Na nossa sociedade e na historia da humanidade, o medo tem sido usado como instrumento de manipulação das pessoas, subjugando-as, tornando-as escravas e dominadas por determinados indivíduos, grupos ou situações. [2]
                   Hoje é comum ouvir, nos mais diversos meios de comunicação em massa à frase “reféns da violência”. As pessoas se sentem acuadas, e a projeção que fazem da violência recai sobre o medo, reflexos cabíveis nas injustiças, falta de maior rigor nas leis, a uma aceitação ou de certo modo a anestesia geral que tomamos diariamente ao banalizar a morte. É incrível o fetiche que temos pelo sangue, e suas diferentes formas que sangram nas paginas online, revistas ou sinais abertos da violência em acidentes de trânsito. Uma das essências que alimento nosso desejo pessoal é a informação, mas esse tipo de caso, o nosso fetiche pelo sangue, acaba por formatar as sensibilidades, e o que sobra é um aprisionamento nos receios e o desenvolvimento de uma psicopatia singularizada. Entendemos nesse ultimo caso, a generalização de um desejo sanguinária que acaba por ocultar as emoções.
                   A aceleração do processo de urbanização faz com que os mecanismos que aprisionam os sujeitos à clausura, se assim podemos dizer, ao aludir às barreiras do muro que separam as particularidades de seu mundo a rua, definem a especificidade da violência de forma intensa.

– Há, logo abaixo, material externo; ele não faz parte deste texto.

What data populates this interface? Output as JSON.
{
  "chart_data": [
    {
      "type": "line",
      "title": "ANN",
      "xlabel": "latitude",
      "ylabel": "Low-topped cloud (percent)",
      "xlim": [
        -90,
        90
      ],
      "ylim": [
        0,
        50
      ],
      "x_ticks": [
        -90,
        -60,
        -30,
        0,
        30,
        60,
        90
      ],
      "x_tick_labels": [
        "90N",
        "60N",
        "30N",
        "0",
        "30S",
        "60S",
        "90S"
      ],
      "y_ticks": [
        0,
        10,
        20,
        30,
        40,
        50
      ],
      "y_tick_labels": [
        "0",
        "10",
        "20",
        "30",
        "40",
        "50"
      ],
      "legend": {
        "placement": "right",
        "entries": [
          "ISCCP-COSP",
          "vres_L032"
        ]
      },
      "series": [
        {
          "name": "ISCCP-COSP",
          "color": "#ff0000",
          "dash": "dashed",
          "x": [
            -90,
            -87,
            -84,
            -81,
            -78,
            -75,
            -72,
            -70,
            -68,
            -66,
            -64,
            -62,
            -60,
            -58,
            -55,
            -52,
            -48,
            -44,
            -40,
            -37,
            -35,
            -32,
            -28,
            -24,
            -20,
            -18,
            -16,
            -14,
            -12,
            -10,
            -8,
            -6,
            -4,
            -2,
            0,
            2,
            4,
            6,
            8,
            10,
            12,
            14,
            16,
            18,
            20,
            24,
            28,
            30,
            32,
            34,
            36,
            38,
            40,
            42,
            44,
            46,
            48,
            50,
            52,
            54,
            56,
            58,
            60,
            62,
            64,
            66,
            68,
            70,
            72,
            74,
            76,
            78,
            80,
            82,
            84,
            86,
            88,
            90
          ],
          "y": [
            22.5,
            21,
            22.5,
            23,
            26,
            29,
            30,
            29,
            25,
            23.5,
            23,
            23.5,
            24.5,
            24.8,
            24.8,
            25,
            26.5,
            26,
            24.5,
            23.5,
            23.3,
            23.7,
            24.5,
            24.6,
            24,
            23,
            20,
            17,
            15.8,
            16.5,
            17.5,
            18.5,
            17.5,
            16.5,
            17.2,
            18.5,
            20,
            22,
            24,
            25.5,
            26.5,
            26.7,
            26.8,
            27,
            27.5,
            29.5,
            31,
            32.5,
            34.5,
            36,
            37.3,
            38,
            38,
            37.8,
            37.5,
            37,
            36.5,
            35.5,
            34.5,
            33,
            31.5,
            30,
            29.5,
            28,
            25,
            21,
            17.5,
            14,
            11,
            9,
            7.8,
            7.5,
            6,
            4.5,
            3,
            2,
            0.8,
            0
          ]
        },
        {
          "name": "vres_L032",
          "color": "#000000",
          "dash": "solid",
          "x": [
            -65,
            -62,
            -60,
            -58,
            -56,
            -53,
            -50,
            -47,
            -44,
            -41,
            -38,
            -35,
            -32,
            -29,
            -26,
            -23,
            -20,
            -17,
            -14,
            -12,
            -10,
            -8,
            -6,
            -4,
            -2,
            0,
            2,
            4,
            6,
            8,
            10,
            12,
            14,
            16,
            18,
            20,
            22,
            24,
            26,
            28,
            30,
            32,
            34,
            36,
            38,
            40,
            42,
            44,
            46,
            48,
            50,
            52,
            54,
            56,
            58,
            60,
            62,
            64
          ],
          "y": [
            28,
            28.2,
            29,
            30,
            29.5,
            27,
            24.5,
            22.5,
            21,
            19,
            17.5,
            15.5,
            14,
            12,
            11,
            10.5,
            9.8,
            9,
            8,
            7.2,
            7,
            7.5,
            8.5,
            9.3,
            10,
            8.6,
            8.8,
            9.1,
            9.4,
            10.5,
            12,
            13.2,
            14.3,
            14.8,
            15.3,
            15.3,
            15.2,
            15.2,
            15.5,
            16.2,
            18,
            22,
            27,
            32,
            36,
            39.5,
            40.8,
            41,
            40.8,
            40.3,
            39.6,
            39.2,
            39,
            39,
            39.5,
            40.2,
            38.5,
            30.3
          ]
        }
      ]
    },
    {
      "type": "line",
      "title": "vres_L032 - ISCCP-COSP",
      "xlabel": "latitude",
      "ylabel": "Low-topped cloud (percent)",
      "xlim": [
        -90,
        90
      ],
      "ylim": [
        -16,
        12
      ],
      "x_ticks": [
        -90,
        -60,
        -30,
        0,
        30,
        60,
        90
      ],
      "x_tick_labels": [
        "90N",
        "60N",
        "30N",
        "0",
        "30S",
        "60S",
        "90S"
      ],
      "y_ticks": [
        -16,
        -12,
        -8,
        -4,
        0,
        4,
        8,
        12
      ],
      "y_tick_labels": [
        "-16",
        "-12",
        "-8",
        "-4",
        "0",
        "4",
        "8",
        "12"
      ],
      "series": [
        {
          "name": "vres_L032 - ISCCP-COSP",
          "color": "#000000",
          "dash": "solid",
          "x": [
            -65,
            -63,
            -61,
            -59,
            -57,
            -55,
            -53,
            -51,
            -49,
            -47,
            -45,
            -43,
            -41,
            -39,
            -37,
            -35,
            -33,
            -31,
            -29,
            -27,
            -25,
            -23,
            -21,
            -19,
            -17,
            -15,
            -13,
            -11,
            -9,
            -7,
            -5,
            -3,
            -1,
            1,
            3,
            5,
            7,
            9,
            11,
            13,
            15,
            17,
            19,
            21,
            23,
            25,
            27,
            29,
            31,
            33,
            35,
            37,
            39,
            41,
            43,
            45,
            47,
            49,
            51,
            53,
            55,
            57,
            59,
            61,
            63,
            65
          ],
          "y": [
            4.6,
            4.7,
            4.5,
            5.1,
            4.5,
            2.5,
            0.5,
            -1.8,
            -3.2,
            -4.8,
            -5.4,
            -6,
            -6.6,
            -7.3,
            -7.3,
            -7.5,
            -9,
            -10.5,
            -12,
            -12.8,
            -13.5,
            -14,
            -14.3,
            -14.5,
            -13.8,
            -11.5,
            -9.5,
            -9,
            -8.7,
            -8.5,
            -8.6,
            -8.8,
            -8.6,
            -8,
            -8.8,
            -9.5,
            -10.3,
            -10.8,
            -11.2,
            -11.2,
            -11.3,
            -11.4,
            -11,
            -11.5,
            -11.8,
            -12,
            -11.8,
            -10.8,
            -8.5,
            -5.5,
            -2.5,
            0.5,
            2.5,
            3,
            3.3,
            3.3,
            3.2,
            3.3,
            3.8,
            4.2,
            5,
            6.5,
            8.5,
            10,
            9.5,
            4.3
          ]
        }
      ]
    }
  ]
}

Um dos aspectos mais visíveis se dá nas grandes cidades metropolitanas. Sons, imagens, movimentos, talvez seja uma das melhores representações desse mundo real. Mas qual realidade? Dos que vivem por si só, ou dos que pensam uma existência, não passando de meras marionetes de um sistema globalizado?
                   Por vezes, é nessas colocações, do impor e se opor a uma logica já “pré-disponível” das grandes redes urbanas capitalizadas, que vai surgindo o medo; o medo do outro (daquilo que se coloca como diferente de sua cultura), das circunstâncias que lhe dão o ar do existencialismo, das convulsões que podem acarretar fissuras nas estruturas sociais, como as crises econômicas ou, no campo ideológico da politica, sendo uma consequência latente as guerras. Não é preciso dizer muita coisa, basta policiar os sentidos e ver as transformações em sua volta ocorrerem de modo tão intenso, que por vezes fica difícil “assimilar” as circunstâncias.
O medo social é um medo construído socialmente, como o fim último de submeter pessoas e coletividades inteiras a interesses próprios e de grupos, e tem sua gênese na própria dinâmica sociedade. Medo produzido e construído em determinados contextos sociais e individuais, por determinados grupos ou pessoas, com vistas a atingir determinados objetivos de subjugar, dominar e controlar o outro, e grupos, através da intimidação e coerção. Esse medo leva determinadas coletividades, territorialidades em determinados espaços, a temer tal ameaça advinda desses grupos.[3]
                   Para entender o medo não basta reduzir os significados aos sujeitos da violência. É preciso problematizar outros fatores e, os estudos de Pedro Vilarinho Castelo Branco[4], nos abre um novo lócus, ao ser analisado, em seu terceiro capitulo, um questionamento por parte de alguns literatos (como Clodoaldo Freitas, Abdias Neves e Higino Cunha), de um novo perfil de masculinidade na capital piauiense. Para os literatos, a nova masculinidade definia-se pela polidez, pela boa formação intelectual e cultural.
                   Os rompimentos com os valores tradicionais seria uma das necessidades para manter sincronia com o processo de modernização, durante o final do século XIX e inicio do século XX em Teresina. Existiu certa intransigência por uma sociedade altamente paternalista em aceitar esses comportamentos.  E o medo recai sobre a confusão feita na distinção dos gêneros, quando o homem demonstrava sensibilidade e afetividade com os filhos, logo o receio sobrepõe-se a um macho supostamente feminizado.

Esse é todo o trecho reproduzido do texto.